Dalam sambutannya, Dubes Prapan menyoroti nilai historis Paviliun Thailand yang berada di Curug Dago. Ia mengungkapkan, paviliun ini menyimpan dua prasasti bersejarah berupa batu bertulis tangan Raja Thailand.
Baca juga: Pemkot Bandung Bahas Peluang Kerja Sama Pengolahan Sampah dengan Perusahaan Tiongkok
“Raja Rama V pernah mengunjungi lokasi ini pada tahun 1901 dan meninggalkan tanda tangannya di salah satu batu. Putranya, yang kelak menjadi Raja Rama VII, juga mengabadikan namanya di batu yang lain,” ujar Dubes Prapan.
Ia menyampaikan apresiasi kepada pihak-pihak yang telah merawat situs tersebut, termasuk Dinas Kehutanan Jawa Barat dan tokoh-tokoh masyarakat yang berperan dalam pelestariannya. Dubes Prapan juga memberikan penghargaan khusus kepada warga lokal yang turut mendokumentasikan dan menemukan kembali prasasti bersejarah itu.
Sementara itu, Khun Grinchai selaku General Manager PTTEP Indonesia menyampaikan bahwa keterlibatan perusahaannya dalam proyek restorasi Curug Dago merupakan bagian dari komitmen jangka panjang terhadap pelestarian lingkungan dan budaya.
“Keberlanjutan tidak hanya berbicara tentang energi, tetapi juga mencakup manusia, nilai-nilai budaya, dan kelestarian alam,” tutur Khun.
Ia menjelaskan bahwa PTTEP telah mendukung kawasan ini selama dua dekade terakhir, dan pada renovasi terbaru, perusahaan mendanai pembaruan jalur pedestrian, paviliun, serta fasilitas publik ramah lingkungan yang dapat diakses masyarakat luas, termasuk wisatawan mancanegara.
Wali Kota Bandung Muhammad Farhan menyambut baik kolaborasi lintas negara tersebut. Ia menilai, Curug Dago bukan sekadar ruang terbuka hijau, melainkan juga warisan sejarah yang sarat makna.
“Tempat ini menjadi ruang edukasi dan refleksi. Kita rawat bersama agar tetap hidup dan bermakna,” ujarnya.

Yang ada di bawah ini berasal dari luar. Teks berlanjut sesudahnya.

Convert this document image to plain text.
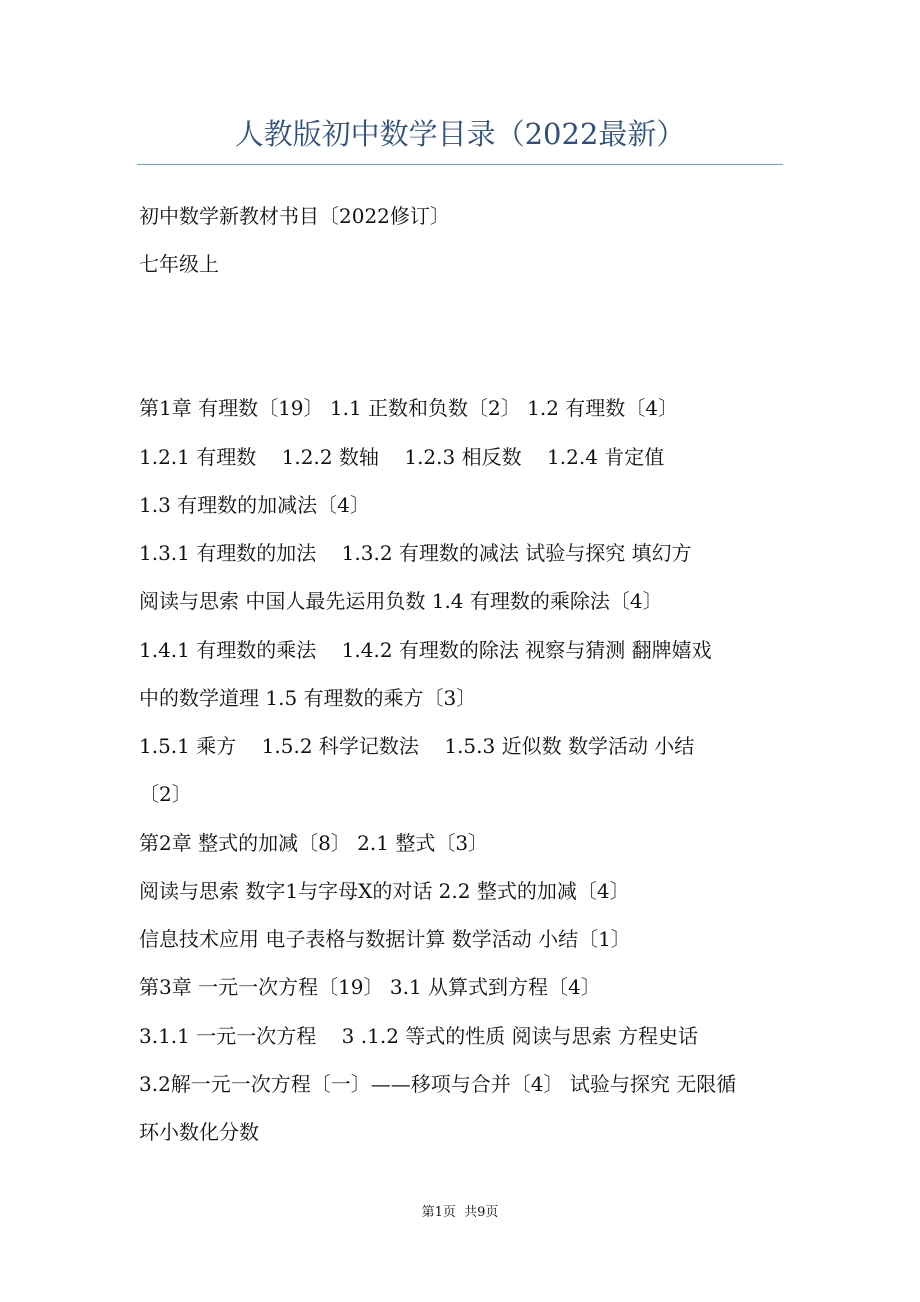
人教版初中数学目录（2022最新）
初中数学新教材书目〔2022修订〕
七年级上
第1章 有理数〔19〕 1.1 正数和负数〔2〕 1.2 有理数〔4〕
1.2.1 有理数    1.2.2 数轴    1.2.3 相反数    1.2.4 肯定值
1.3 有理数的加减法〔4〕
1.3.1 有理数的加法    1.3.2 有理数的减法 试验与探究 填幻方
阅读与思索 中国人最先运用负数 1.4 有理数的乘除法〔4〕
1.4.1 有理数的乘法    1.4.2 有理数的除法 视察与猜测 翻牌嬉戏
中的数学道理 1.5 有理数的乘方〔3〕
1.5.1 乘方    1.5.2 科学记数法    1.5.3 近似数 数学活动 小结
〔2〕
第2章 整式的加减〔8〕 2.1 整式〔3〕
阅读与思索 数字1与字母X的对话 2.2 整式的加减〔4〕
信息技术应用 电子表格与数据计算 数学活动 小结〔1〕
第3章 一元一次方程〔19〕 3.1 从算式到方程〔4〕
3.1.1 一元一次方程    3 .1.2 等式的性质 阅读与思索 方程史话
3.2解一元一次方程〔一〕——移项与合并〔4〕 试验与探究 无限循
环小数化分数
第1页  共9页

Baca juga: Harga Sejumlah Komoditas Pangan Terpantau Turun, Beras Premium Sedikit Menguat
Dalam kesempatan tersebut, Farhan turut memperkenalkan tokoh-tokoh lokal yang berjasa dalam menjaga kawasan, seperti Mang Kuncung—yang dikenal atas dedikasinya menjaga kebersihan, serta Pak Omas yang ia sebut sebagai “Indiana Jones dari Curug Dago”.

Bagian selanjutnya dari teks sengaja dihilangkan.